“Se a gente lembrar um pouco o resultado da eleição, […] percebe que o fim da eleição gerou um país extremamente dividido. A vitória foi por um percentual muito pequeno. E logo após os ataques perpetrados em 8 de Janeiro, em Brasília, com toda aquela destruição, depredação do patrimônio público, vandalismo, invasões, isso criou um ambiente propício para uma aglutinação de forças que estavam, de certa forma, em xeque em termos de apoio ao governo”, explica o cientista político.
“Até o próprio ex-presidente Bolsonaro se posicionou contra os ataques, mesmo que de forma ainda um pouco tardia.”
Como ficou a CPI do 8 de Janeiro?
“A gente sempre pensa que CPI dá em pizza, mas dá em pizza porque vira muito mais um teatro político, onde as facções disputam a sua versão da verdade e se atêm pouco sobre os fatos jurídicos, as questões que realmente podem trazer mais veracidade, culpabilidade, gerar provas.”
Desconexão com a realidade alimentou os extremistas
“São grupos que são alimentados e retroalimentados por diversos segmentos da direita. Então, é aquele grupo que foi se avolumando, foi criando uma realidade paralela. Se você observar bem esses grupos, houve uma imersão nas discussões que eles tinham dentro do WhatsApp [plataforma da Meta, proibida na Rússia por extremismo], dos grupos que mobilizavam essa extrema-direita, e você vê claramente que é uma realidade completamente distorcida, completamente aquém de uma racionalidade mínima que a pessoa possa ter da realidade”, complementa.

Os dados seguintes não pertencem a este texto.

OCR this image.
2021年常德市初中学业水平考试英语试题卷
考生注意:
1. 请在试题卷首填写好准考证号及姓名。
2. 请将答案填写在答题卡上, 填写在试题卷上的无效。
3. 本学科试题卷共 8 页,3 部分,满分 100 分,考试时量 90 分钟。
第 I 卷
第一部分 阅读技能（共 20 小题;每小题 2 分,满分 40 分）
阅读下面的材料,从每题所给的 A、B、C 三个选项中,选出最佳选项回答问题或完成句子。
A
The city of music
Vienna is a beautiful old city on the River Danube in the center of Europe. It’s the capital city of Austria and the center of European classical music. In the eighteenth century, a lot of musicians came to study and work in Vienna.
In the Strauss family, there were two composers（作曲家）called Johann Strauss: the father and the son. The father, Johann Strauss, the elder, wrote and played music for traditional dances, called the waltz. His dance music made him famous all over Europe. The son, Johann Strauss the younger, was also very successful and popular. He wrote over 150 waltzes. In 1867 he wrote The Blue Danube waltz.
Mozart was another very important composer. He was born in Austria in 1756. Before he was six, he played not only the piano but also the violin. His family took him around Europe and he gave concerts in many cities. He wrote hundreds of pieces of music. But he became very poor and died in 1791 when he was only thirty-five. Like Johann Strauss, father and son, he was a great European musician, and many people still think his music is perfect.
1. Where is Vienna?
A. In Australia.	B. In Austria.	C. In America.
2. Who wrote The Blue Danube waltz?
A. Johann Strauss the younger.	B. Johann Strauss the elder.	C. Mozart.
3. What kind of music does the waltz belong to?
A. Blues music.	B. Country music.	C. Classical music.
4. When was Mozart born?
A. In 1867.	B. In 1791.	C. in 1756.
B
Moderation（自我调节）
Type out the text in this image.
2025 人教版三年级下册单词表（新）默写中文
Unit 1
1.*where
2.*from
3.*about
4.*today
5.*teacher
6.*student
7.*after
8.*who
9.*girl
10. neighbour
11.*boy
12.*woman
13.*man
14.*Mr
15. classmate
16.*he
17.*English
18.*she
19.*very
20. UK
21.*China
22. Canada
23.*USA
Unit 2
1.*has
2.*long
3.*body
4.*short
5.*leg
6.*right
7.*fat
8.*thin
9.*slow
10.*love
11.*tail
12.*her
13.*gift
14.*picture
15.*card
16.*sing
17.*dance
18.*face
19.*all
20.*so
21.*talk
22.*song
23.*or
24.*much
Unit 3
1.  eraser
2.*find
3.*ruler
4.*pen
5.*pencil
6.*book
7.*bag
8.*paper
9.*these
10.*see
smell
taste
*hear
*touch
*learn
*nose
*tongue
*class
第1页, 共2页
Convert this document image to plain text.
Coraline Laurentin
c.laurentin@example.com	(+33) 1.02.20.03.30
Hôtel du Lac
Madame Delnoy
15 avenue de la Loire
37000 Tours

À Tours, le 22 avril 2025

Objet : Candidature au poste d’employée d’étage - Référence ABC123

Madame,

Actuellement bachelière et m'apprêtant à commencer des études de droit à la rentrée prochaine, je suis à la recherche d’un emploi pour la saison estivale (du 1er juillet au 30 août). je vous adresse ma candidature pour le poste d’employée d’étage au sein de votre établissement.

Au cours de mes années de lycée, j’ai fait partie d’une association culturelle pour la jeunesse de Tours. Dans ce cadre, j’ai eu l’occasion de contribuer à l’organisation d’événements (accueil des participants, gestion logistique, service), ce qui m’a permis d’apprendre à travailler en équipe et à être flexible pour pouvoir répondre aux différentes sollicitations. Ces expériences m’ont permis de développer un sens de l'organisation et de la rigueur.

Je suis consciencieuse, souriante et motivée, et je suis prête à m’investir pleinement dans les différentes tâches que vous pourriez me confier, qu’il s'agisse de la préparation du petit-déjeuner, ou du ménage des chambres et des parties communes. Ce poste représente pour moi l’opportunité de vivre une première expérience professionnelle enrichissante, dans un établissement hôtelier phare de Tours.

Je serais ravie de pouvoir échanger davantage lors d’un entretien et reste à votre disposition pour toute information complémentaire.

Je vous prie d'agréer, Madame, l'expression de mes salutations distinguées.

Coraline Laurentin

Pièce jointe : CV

“Obviamente que isso não aconteceu e se comprovou que essa realidade paralela não estava conectada com os desdobramentos que eles esperavam, e isso gerou uma grande frustração, e acredito que serviu também de lição para que esses grupos fossem desmobilizados ou mesmo para que […] ganhassem um choque de realidade.”
Qual a relação do 8 de Janeiro com a invasão do Capitólio?
“Sem querer fazer uma correlação sociológica, histórica, mas imagética, do ponto de vista estético, foi bem parecido. Uma coisa de tanto quanto cafonas, brutais, ridículas, extremamente deletérias do ponto de vista democrático, foi o que ocorreu aqui no Brasil.”
Como fica o bolsonarismo após o 8 de Janeiro?
“Será que nós teremos uma eleição polarizada? A única coisa que vai dizer para a gente se sim, é, de fato, a expressão dos votos. Alguns candidatos, alguns políticos já eleitos e alguns assessores políticos que eu tenho contato, estão fazendo um balanço de que essa vai ser uma eleição muito difícil, justamente porque a polarização deu uma arrefecida. Então, assim: contra quem eu estarei lutando, se esse passado antidemocrático já foi superado em 2022?”
“Eu ainda vejo novos episódios nessa questão toda, não só para ele [Jair Bolsonaro], como para outros personagens, como, por exemplo, o hoje senador Sergio Moro, o próprio Deltan Dallagnol, que já foi excluído da disputa eleitoral. Então, você tinha figuras muito carimbadas e que, obviamente, traziam muitos votos, e nas eleições isso conta muito, principalmente nas proporcionais, que estão perdendo o poder, estão perdendo o foco, até mesmo ao ponto de, ainda que estejam no poder, começarem a se descaracterizar.”
Quem será a grande figura da direita nas eleições de 2026?
“O tom que foi utilizado pelo candidato [Bolsonaro], aquele tom grotesco, agressivo, antidemocrático, excludente, as pessoas batiam palma, eventualmente, bateram muita palma para ele dançar, mas chegou em determinado ponto onde as pessoas viram que aquilo ali não conseguiria se segurar por muito tempo. […] Existiam ferramentas e tons discursivos [nas eleições de 2022] que me parece que, pelo menos para essa eleição de agora, as pessoas têm um pouco mais de receio de fazer. Até para não serem confundidas com algo que elas mesmas ajudaram a enterrar.”
“É uma coisa muito curiosa, um carioca governando o estado de São Paulo, e ele teria sido alçado como um, digamos assim, herdeiro do bolsonarismo. Ou seja, fazer um bolsonarismo 2.0 nem tanto a nível de discurso explícito, mas a nível de herdar alianças, de herdar poder de voto. Me parece que algo explícito como foi não se repetiria nessa próxima [eleição]”, explica Cardoso.
Qual o papel das redes sociais no 8 de Janeiro?
“Quem quer fazer com que esse debate [sobre a regulação] seja um debate sobre liberdade de expressão, isso é só uma cortina de fumaça”, destaca o especialista.